Mare, fumata nera I balneatori: a giugno dobbiamo lavorare

12 Maggio 2020

Anche il sindaco di Francavilla alla riunione con Febbo «Inutile discutere ancora sulle distanze tra gli ombrelloni» 

FRANCAVILLA. Nessuna novità, per l'allestimento delle spiagge bisogna ancora attendere. Questo è quanto emerso dall'incontro avvenuto ieri mattina a Pescara, tra l'assessore regionale Mauro Febbo, il suo collega Nicola Campitelli, Capitaneria di Porto, Demanio e tutti i sindaci abruzzesi appartenenti a località marine, tra cui anche Antonio Luciani in rappresentanza di Francavilla.

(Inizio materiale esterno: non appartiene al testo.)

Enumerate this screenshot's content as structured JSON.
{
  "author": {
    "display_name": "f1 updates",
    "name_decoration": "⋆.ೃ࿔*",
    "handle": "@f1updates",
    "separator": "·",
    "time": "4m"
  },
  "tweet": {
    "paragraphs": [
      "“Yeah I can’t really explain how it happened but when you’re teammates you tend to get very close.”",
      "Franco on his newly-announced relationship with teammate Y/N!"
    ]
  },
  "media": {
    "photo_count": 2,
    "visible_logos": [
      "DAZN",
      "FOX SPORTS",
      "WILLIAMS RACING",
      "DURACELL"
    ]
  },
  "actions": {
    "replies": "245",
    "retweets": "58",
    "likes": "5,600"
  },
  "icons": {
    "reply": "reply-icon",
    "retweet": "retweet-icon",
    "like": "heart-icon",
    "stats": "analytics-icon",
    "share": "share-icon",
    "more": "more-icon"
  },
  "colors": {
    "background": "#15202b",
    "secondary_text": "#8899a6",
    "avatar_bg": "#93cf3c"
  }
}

Di fatto l'assessore Febbo ha ribadito ai presenti che per avere indicazioni certe su quello che si potrà fare durante la prossima stagione estiva e su come allestire le spiagge bisognerà attendere le scelte fatte dal governo. Uno scenario ipotizzabile alla vigilia, che però non può lasciare sereni gli operatori del settore, i quali a meno di venti giorni dall’ipotetico via si trovano ancora a brancolare nel buio.
«Come sindaco di Francavilla mi sono fatto portavoce degli interessi dei nostri balneatori», dice al termine Luciani. «Ho rappresentato alle autorità quanto ci eravamo detti la scorsa settimana: dal mio punto di vista appare inutile continuare a discutere su quanta distanza debba esserci tra un ombrellone e l'altro. Che senso ha dover far rispettare uno, due o tre metri di distanza sulla spiaggia e poi non imporre la stessa regola per chi va a passeggio sulla riviera, a piazza Sirena o a Sant'Alfonso?», si domanda il primo cittadino.

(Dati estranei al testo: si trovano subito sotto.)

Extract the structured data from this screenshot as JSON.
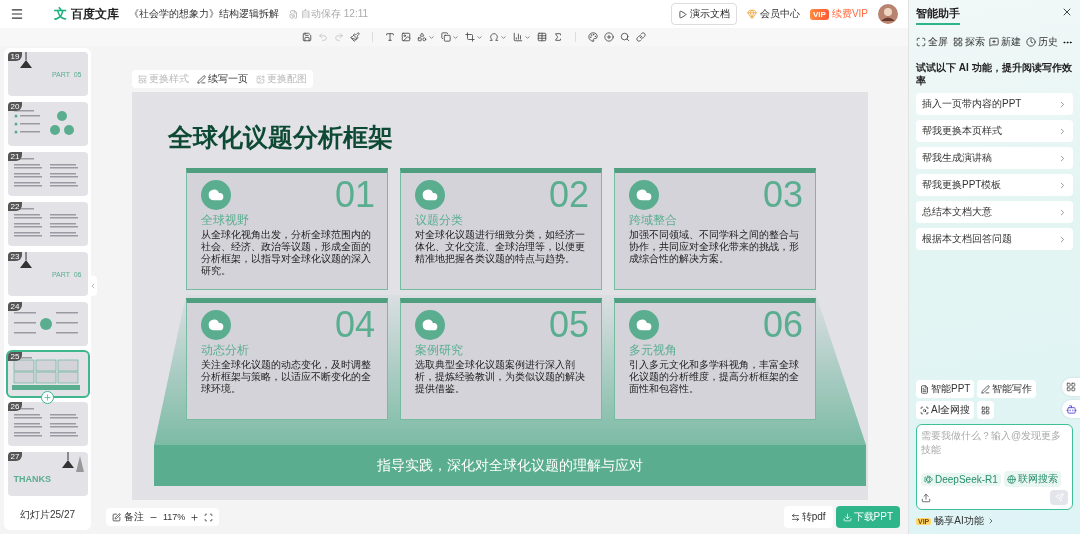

«Devo dire che alcuni colleghi hanno condiviso la mia tesi e in parte anche gli esponenti della Regione. Ritengo invece che misure più controllate vadano prese per l'allestimento dei bagni e quello dei ristoranti». Tra le misure paventate dall'assessore Febbo anche l'ingresso in spiaggia su prenotazione e la gestione delle spiagge libere affidate ai singoli comuni. Anche su questo punto interviene il rappresentante dell'Itf Luciano Pesce: «Posto che faremo quello che ci verrà detto di fare, siamo in linea con la posizione presa dal sindaco. Se bisognerà distanziare le palme le distanzieremo, anche a costo di perdere fino al 40 per cento dell'utenza. Si sa che questa sarà una stagione particolare, ma è chiaro che per partire ci servono delle linee guida fino a questo momento non arrivate».
E ancora: «Non penso che la prenotazione possa aiutare, anzi. Così come non possiamo essere noi balneatori a gestire le spiagge libere. Sul punto ci eravamo già espressi». Analogo il pensiero del suo collega Pierluigi Di Giuseppe: «L'ingresso su prenotazione rischia solo di disincentivare le persone che invece vogliono venire al mare dopo due mesi di quarantena. Dal primo giugno dobbiamo poter lavorare, altrimenti il bilancio delle nostre attività rischia di saltare. Tutti noi abbiamo già sostenuto costi per la manutenzione e per l'assunzione del personale, non farci iniziare in tempo sarebbe un male. Per questo mi auguro che in assenza di decisioni da parte del governo sia la Regione a darci delle direttive». Infine un commento su chi propone di impiegare l'esercito per gestire le spiagge: «Spero sia solo una battuta».